Avrupa Futbol Şampiyonası çeyrek finalinde penaltı atışlarında Hırvatistan'ı eleyerek yarı finale çıkan Türkiye'nin başarısı İspanyol basınında geniş yer aldı. Spor gazetesi AS "Taktik gibi mucize" başlığını atarken, "Bir maçtan ziyade, traji komik, hüzünlü bir tiyatro gibiydi. Saat ile beslenen Türkiye, 3. mucizesini yaptı. Kahraman bir rol oynayan Rüştü karşısında Hırvatistan kan kaybından öldü" denildi. Sahanın en iyisini Hırvat Modric olarak seçen AS, en kötüsünü de "Nihat" olarak gösterdi.
Gazete, Türkiye'nin beraberlik golünü atan Semih için de "Başa çıkılamayan bir takımın cesaretini ve inancını temsil etti" yorumunda bulundu. Marca gazetesi, "Türkiye çiçeği bir bahçe" ifadesini başlığına çıkartarak, "Türkiye, Dünya Kupası'nda olduğu gibi tek bildiği yolla kahramanca yarı finale yükseldi. Türk taraftarların takımlarının maçlarında ilk yarıyı izlemelerine gerek yok, istediklerini yapsınlar, son 20 dakika izlesinler yeter. Türkiye'de tek bir kahraman yok. İsviçre maçında Arda, Çek Cumhuriyeti maçında Nihat, Hırvatistan maçında Semih ve Rüştü. Mucizeye hepsi katılıyor, bunların hepsi deli!" değerlendirmesini yaptı.
El Pais "Türk deliliği", El Mundo "Viyana en deli finallerden birine sahne oldu. Şanslı Türkiye penaltılarla yarı finalde",
ABC "Dünya Kupası 3.'lüğünden 6 yıl sonra Türkiye, Avrupa Kupası'nda yarı finale kalarak yine uluslararası arenaya çıktı",
Sport "Hitchock filmi gibi bir finalin ardından Türkiye penaltılarla yarı finalde", El Mundo Deportivo "Yeni bir Türk mucizesi".
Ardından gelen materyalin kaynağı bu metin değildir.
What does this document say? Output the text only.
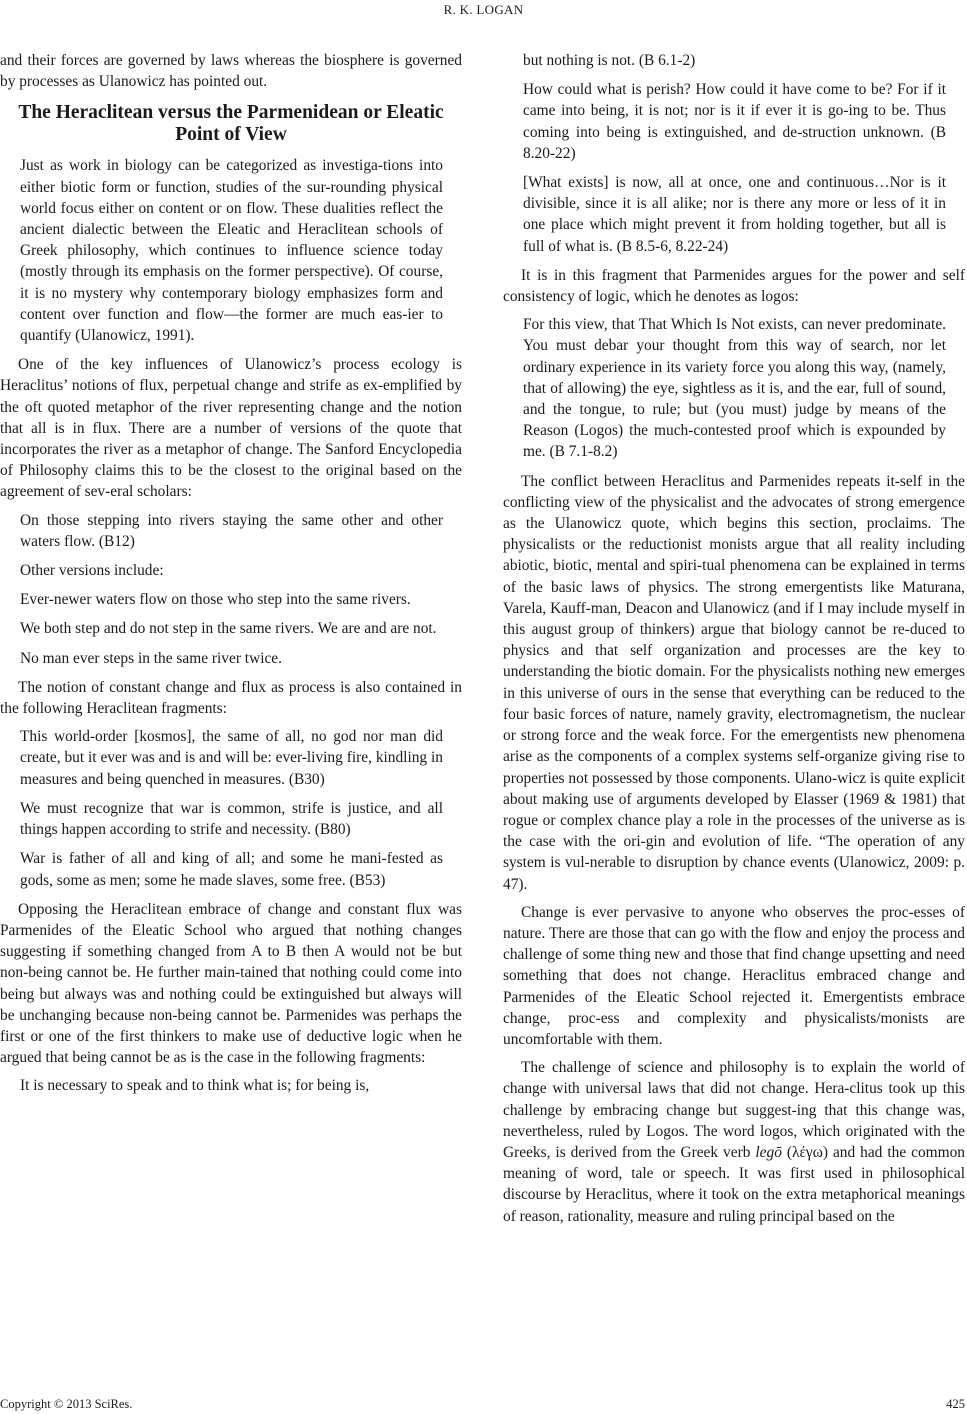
R. K. LOGAN

and their forces are governed by laws whereas the biosphere is governed by processes as Ulanowicz has pointed out.

The Heraclitean versus the Parmenidean or Eleatic Point of View

Just as work in biology can be categorized as investiga-tions into either biotic form or function, studies of the sur-rounding physical world focus either on content or on flow. These dualities reflect the ancient dialectic between the Eleatic and Heraclitean schools of Greek philosophy, which continues to influence science today (mostly through its emphasis on the former perspective). Of course, it is no mystery why contemporary biology emphasizes form and content over function and flow—the former are much eas-ier to quantify (Ulanowicz, 1991).

One of the key influences of Ulanowicz’s process ecology is Heraclitus’ notions of flux, perpetual change and strife as ex-emplified by the oft quoted metaphor of the river representing change and the notion that all is in flux. There are a number of versions of the quote that incorporates the river as a metaphor of change. The Sanford Encyclopedia of Philosophy claims this to be the closest to the original based on the agreement of sev-eral scholars:

On those stepping into rivers staying the same other and other waters flow. (B12)

Other versions include:

Ever-newer waters flow on those who step into the same rivers.

We both step and do not step in the same rivers. We are and are not.

No man ever steps in the same river twice.

The notion of constant change and flux as process is also contained in the following Heraclitean fragments:

This world-order [kosmos], the same of all, no god nor man did create, but it ever was and is and will be: ever-living fire, kindling in measures and being quenched in measures. (B30)

We must recognize that war is common, strife is justice, and all things happen according to strife and necessity. (B80)

War is father of all and king of all; and some he mani-fested as gods, some as men; some he made slaves, some free. (B53)

Opposing the Heraclitean embrace of change and constant flux was Parmenides of the Eleatic School who argued that nothing changes suggesting if something changed from A to B then A would not be but non-being cannot be. He further main-tained that nothing could come into being but always was and nothing could be extinguished but always will be unchanging because non-being cannot be. Parmenides was perhaps the first or one of the first thinkers to make use of deductive logic when he argued that being cannot be as is the case in the following fragments:

It is necessary to speak and to think what is; for being is,

but nothing is not. (B 6.1-2)

How could what is perish? How could it have come to be? For if it came into being, it is not; nor is it if ever it is go-ing to be. Thus coming into being is extinguished, and de-struction unknown. (B 8.20-22)

[What exists] is now, all at once, one and continuous…Nor is it divisible, since it is all alike; nor is there any more or less of it in one place which might prevent it from holding together, but all is full of what is. (B 8.5-6, 8.22-24)

It is in this fragment that Parmenides argues for the power and self consistency of logic, which he denotes as logos:

For this view, that That Which Is Not exists, can never predominate. You must debar your thought from this way of search, nor let ordinary experience in its variety force you along this way, (namely, that of allowing) the eye, sightless as it is, and the ear, full of sound, and the tongue, to rule; but (you must) judge by means of the Reason (Logos) the much-contested proof which is expounded by me. (B 7.1-8.2)

The conflict between Heraclitus and Parmenides repeats it-self in the conflicting view of the physicalist and the advocates of strong emergence as the Ulanowicz quote, which begins this section, proclaims. The physicalists or the reductionist monists argue that all reality including abiotic, biotic, mental and spiri-tual phenomena can be explained in terms of the basic laws of physics. The strong emergentists like Maturana, Varela, Kauff-man, Deacon and Ulanowicz (and if I may include myself in this august group of thinkers) argue that biology cannot be re-duced to physics and that self organization and processes are the key to understanding the biotic domain. For the physicalists nothing new emerges in this universe of ours in the sense that everything can be reduced to the four basic forces of nature, namely gravity, electromagnetism, the nuclear or strong force and the weak force. For the emergentists new phenomena arise as the components of a complex systems self-organize giving rise to properties not possessed by those components. Ulano-wicz is quite explicit about making use of arguments developed by Elasser (1969 & 1981) that rogue or complex chance play a role in the processes of the universe as is the case with the ori-gin and evolution of life. “The operation of any system is vul-nerable to disruption by chance events (Ulanowicz, 2009: p. 47).

Change is ever pervasive to anyone who observes the proc-esses of nature. There are those that can go with the flow and enjoy the process and challenge of some thing new and those that find change upsetting and need something that does not change. Heraclitus embraced change and Parmenides of the Eleatic School rejected it. Emergentists embrace change, proc-ess and complexity and physicalists/monists are uncomfortable with them.

The challenge of science and philosophy is to explain the world of change with universal laws that did not change. Hera-clitus took up this challenge by embracing change but suggest-ing that this change was, nevertheless, ruled by Logos. The word logos, which originated with the Greeks, is derived from the Greek verb legō (λέγω) and had the common meaning of word, tale or speech. It was first used in philosophical discourse by Heraclitus, where it took on the extra metaphorical meanings of reason, rationality, measure and ruling principal based on the

Copyright © 2013 SciRes.	425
Fransız basını Türk Futbol Milli Takımının, Hırvatistan önünde aldığı galibiyetle Avrupa Şampiyonasında yarı finale çıkmasına geniş yer verdi. L'Equipe gazetesi, "Türkiye, Ne Çılgınlık" başlığıyla manşetten verdiği haberde, "Türkiye hiçbir zaman vazgeçmez" ifadesini kullandı. Gazete, Türk Milli Futbol takımının üçüncü kez geriden gelip galibiyete ulaştığını yazdı. Gazete Türk takımında en fazla yıldızı Tuncay'a verdi.
Ünlü haber ajansı AP, milli takımının zaferinden sonra yaptığı yorumda, ''Türkiye'nin kötü durum senaryosunun, o denli de kötü olmadığı ortaya çıktı'' yorumunu yaptı. ''Maçta Türkler'in olmasını istemediği hemen herşey neredeyse oldu'' diyen AP, ''Arka arkaya 3. maçta da geriye düştüler, golsüz beraberlikten sonra yarım saat ek süre oynamak zorunda kaldılar'' dedi.
AP, ''Ama Türkler bir kez daha geriden geldiler ve 120 dakikanın sonundaki 1-1'lik beraberliğin ardından Hırvatistan'ı penaltılarda 3-1 yendiler"''diye yazdı. Yorumda, takımda normal olarak oynaması gereken 7 kişiyi sarı kart cezaları ve sakatlıklar nedeniyle değiştirmek zorunda kalan Milli Takımlar Teknik Direktörü Fatih Terim'in, ''Biz, güçlü bir takımız ve penaltı atışlarına kalmayı başardık. Zafer ve bugün olan herşey yaşamda bir kere olur'' sözlerine yer verildi.